| ← 301 | 302 | 303 → |
- Cardinal: three hundred two
- Ordinal: 302nd (three hundred second)
- Factorization: 2 × 151
- Divisors: 1, 2, 151, 302,
- Greek numeral: ΤΒ´
- Roman numeral: CCCII, cccii
- Binary: 100101110_{2}
- Ternary: 102012_{3}
- Senary: 1222_{6}
- Octal: 456_{8}
- Duodecimal: 212_{12}
- Hexadecimal: 12E_{16}

= 302 (number) =

302 (three hundred [and] two) is the natural number following 301 and preceding 303.
== In mathematics ==
302 is a happy number because repeatedly taking the sum of the squares of the digits of 302 will eventually result in 1.
It is a nontotient number because it is an even number and phi(x)=302 has no solutions.
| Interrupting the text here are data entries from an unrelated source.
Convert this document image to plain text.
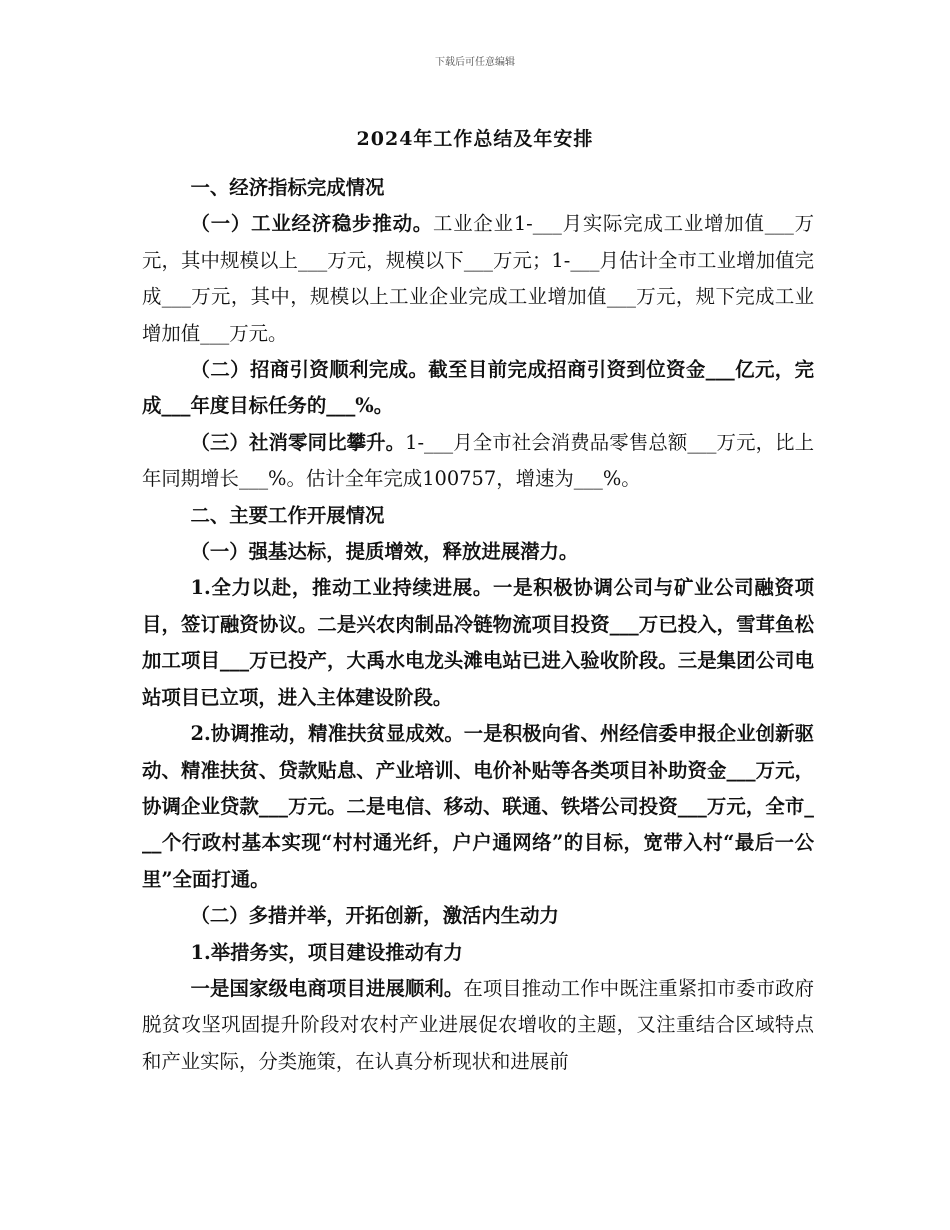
下载后可任意编辑
2024年工作总结及年安排

一、经济指标完成情况

（一）工业经济稳步推动。工业企业1-___月实际完成工业增加值___万元，其中规模以上___万元，规模以下___万元；1-___月估计全市工业增加值完成___万元，其中，规模以上工业企业完成工业增加值___万元，规下完成工业增加值___万元。

（二）招商引资顺利完成。截至目前完成招商引资到位资金___亿元，完成___年度目标任务的___%。

（三）社消零同比攀升。1-___月全市社会消费品零售总额___万元，比上年同期增长___%。估计全年完成100757，增速为___%。

二、主要工作开展情况

（一）强基达标，提质增效，释放进展潜力。

1.全力以赴，推动工业持续进展。一是积极协调公司与矿业公司融资项目，签订融资协议。二是兴农肉制品冷链物流项目投资___万已投入，雪茸鱼松加工项目___万已投产，大禹水电龙头滩电站已进入验收阶段。三是集团公司电站项目已立项，进入主体建设阶段。

2.协调推动，精准扶贫显成效。一是积极向省、州经信委申报企业创新驱动、精准扶贫、贷款贴息、产业培训、电价补贴等各类项目补助资金___万元，协调企业贷款___万元。二是电信、移动、联通、铁塔公司投资___万元，全市___个行政村基本实现“村村通光纤，户户通网络”的目标，宽带入村“最后一公里”全面打通。

（二）多措并举，开拓创新，激活内生动力

1.举措务实，项目建设推动有力

一是国家级电商项目进展顺利。在项目推动工作中既注重紧扣市委市政府脱贫攻坚巩固提升阶段对农村产业进展促农增收的主题，又注重结合区域特点和产业实际，分类施策，在认真分析现状和进展前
There are 302 prime partitions of 40 meaning that there are 302 ways to separate 40 into the sum of prime parts. It is a Eulerian number, denoted as $A(n, k)$, which also appears twice in the collum for $n = 6$ as $A(6, 3)$, and $A(6, 4)$. It is also the number of acyclic digraphs in 5 vertices.

== In other fields ==
An adult nematode worm has exactly 302 cells in its nervous system.